# Diagonalizable transformation question

• Jun 26th 2009, 05:32 PM
arbolis
Diagonalizable transformation question
In another forum (in Spanish : Aplicación diagonalizable - Foro fmat.cl), one asked if $\displaystyle T:\mathbb{R}^2 \to \mathbb{R}^2$ , $\displaystyle T(x,y)=(x+y,y)$ is diagonalizable.
Another guy answered that no, because the geometric multiplicity and the algebraic multiplicity are not equal.
Forming a matrix with T(1,0) and T(0,1) as column-vectors gives eigenvalues of 1. (2 eigenvalues that is).
Then the guy says that it implies that the algebraic multiplicity of 1 is 2. I don't understand the "of 1", and also in another forum I read that the algebraic multiplicity is the multiplicity of the root of the characteristic polynomial, so I understand why here it is 2.
But then the guy says that the geometric multiplicity is 0 because the dimension of the eigenspace is 0. But he never explained why it is 0. I don't see why.
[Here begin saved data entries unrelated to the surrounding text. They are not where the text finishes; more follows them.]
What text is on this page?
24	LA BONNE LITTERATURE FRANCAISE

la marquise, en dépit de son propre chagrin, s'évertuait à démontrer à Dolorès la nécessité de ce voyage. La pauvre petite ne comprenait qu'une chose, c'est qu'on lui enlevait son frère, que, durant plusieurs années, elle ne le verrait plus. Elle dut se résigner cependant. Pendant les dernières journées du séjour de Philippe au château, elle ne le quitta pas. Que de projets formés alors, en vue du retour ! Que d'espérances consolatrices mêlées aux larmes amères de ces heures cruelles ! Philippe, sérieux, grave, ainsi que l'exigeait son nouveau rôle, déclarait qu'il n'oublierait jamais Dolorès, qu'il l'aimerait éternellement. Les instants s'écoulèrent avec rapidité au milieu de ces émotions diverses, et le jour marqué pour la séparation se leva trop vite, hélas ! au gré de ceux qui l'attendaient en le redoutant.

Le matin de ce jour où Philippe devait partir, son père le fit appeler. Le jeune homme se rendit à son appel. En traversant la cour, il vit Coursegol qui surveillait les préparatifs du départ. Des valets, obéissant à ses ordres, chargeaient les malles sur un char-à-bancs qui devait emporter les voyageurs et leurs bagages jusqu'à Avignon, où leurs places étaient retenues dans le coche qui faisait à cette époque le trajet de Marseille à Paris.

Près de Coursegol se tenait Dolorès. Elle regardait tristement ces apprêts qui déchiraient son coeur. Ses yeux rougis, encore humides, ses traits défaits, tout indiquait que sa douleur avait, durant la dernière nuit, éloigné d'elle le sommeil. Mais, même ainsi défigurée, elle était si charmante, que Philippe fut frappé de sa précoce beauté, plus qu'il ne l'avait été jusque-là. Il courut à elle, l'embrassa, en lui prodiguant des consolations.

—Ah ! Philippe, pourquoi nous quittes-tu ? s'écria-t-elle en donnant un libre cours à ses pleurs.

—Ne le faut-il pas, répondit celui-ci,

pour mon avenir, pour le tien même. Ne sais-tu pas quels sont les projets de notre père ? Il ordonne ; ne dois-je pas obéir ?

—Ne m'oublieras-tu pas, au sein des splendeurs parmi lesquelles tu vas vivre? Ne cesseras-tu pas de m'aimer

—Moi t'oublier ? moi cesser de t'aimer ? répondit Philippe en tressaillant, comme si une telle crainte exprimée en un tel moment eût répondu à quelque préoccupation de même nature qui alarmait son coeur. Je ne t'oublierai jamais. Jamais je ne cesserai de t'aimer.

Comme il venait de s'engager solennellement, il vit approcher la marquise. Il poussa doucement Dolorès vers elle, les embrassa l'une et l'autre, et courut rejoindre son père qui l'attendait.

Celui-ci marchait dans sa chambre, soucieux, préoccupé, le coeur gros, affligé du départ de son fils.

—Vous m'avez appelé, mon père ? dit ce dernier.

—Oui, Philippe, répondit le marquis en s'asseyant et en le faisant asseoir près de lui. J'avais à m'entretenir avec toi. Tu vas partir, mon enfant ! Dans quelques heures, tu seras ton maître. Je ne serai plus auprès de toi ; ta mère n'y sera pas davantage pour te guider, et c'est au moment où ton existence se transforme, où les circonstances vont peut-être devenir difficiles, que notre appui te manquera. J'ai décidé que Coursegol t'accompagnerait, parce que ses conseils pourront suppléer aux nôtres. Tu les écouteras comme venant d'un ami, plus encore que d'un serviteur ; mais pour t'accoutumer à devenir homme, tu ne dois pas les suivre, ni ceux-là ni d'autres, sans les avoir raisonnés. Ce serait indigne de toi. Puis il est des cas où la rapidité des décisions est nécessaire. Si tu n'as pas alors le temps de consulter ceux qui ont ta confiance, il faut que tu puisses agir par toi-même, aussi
Can you help me?

Another question : if I take the identity matrix $\displaystyle 3 \times 3$. Clearly the eigenvalues of it are 1, 1 and 1. So the algebraic multiplicity is 3. But the geometric multiplicity seems to be 1. Hence the identity matrix is not diagonalizable... I don't think it's right. I'm having trouble understanding how do you find the dimension of the eigenspace. Thanks in advance.
• Jun 26th 2009, 05:55 PM
NonCommAlg
Quote:

Originally Posted by arbolis

But then the guy says that the geometric multiplicity is 0 because the dimension of the eigenspace is 0. But he never explained why it is 0. I don't see why. Can you help me?

that is not correct! the dimesnion of the eigenspace in this example is 1 not 0. the dimesnion of the eigenspace corresponding to an eigenvalue is never 0. it's always at least 1.

the eigenspace corresponding to the eigenvalue $\displaystyle \lambda$ of a transformation $\displaystyle T$ is the solution set of $\displaystyle Tv=\lambda v.$ for example, in the above example, you need to solve $\displaystyle T(x,y)=(x,y),$

because $\displaystyle \lambda=1.$ so we'll have $\displaystyle (x+y,y)=(x,y),$ which gives us $\displaystyle y=0$ and $\displaystyle x$ can be anything. so the eigenspace corresponding to $\displaystyle \lambda=1$ is the set $\displaystyle \{(x,0): \ x \in \mathbb{R} \},$ which is

obviously generated by $\displaystyle (1,0).$ so {(1,0)} is a basis for the eigenspace and thus the dimension of the eigenspace is 1. i think you can now answer your second question yourself.
• Jun 26th 2009, 06:10 PM
arbolis
Thanks, that was very clear.
However I'm stuck to answer my second question. My intuition says that the geometric multiplicity is 3 because a basis for the eigenspace is $\displaystyle \{ (1,0,0), (0,1,0), (0,0,1) \}$. I'm stuck to see what is the transformation associated to the identity matrix. I guess it's something like $\displaystyle T(x,y,z)=(x,y,z)$. If it is right then the basis I just gave is right and I understand everything.
• Jun 26th 2009, 06:21 PM
NonCommAlg
Quote:

Originally Posted by arbolis
Thanks, that was very clear.
However I'm stuck to answer my second question. My intuition says that the geometric multiplicity is 3 because a basis for the eigenspace is $\displaystyle \{ (1,0,0), (0,1,0), (0,0,1) \}$. I'm stuck to see what is the transformation associated to the identity matrix. I guess it's something like $\displaystyle T(x,y,z)=(x,y,z)$. If it is right then the basis I just gave is right and I understand everything.

correct! in general, if a matrix $\displaystyle A$ is given, the corresponding transformation is defined by: $\displaystyle Tv=Av.$ so if $\displaystyle A=I,$ the identity matrix, then $\displaystyle Tv=Iv=v,$ which is what you guessed.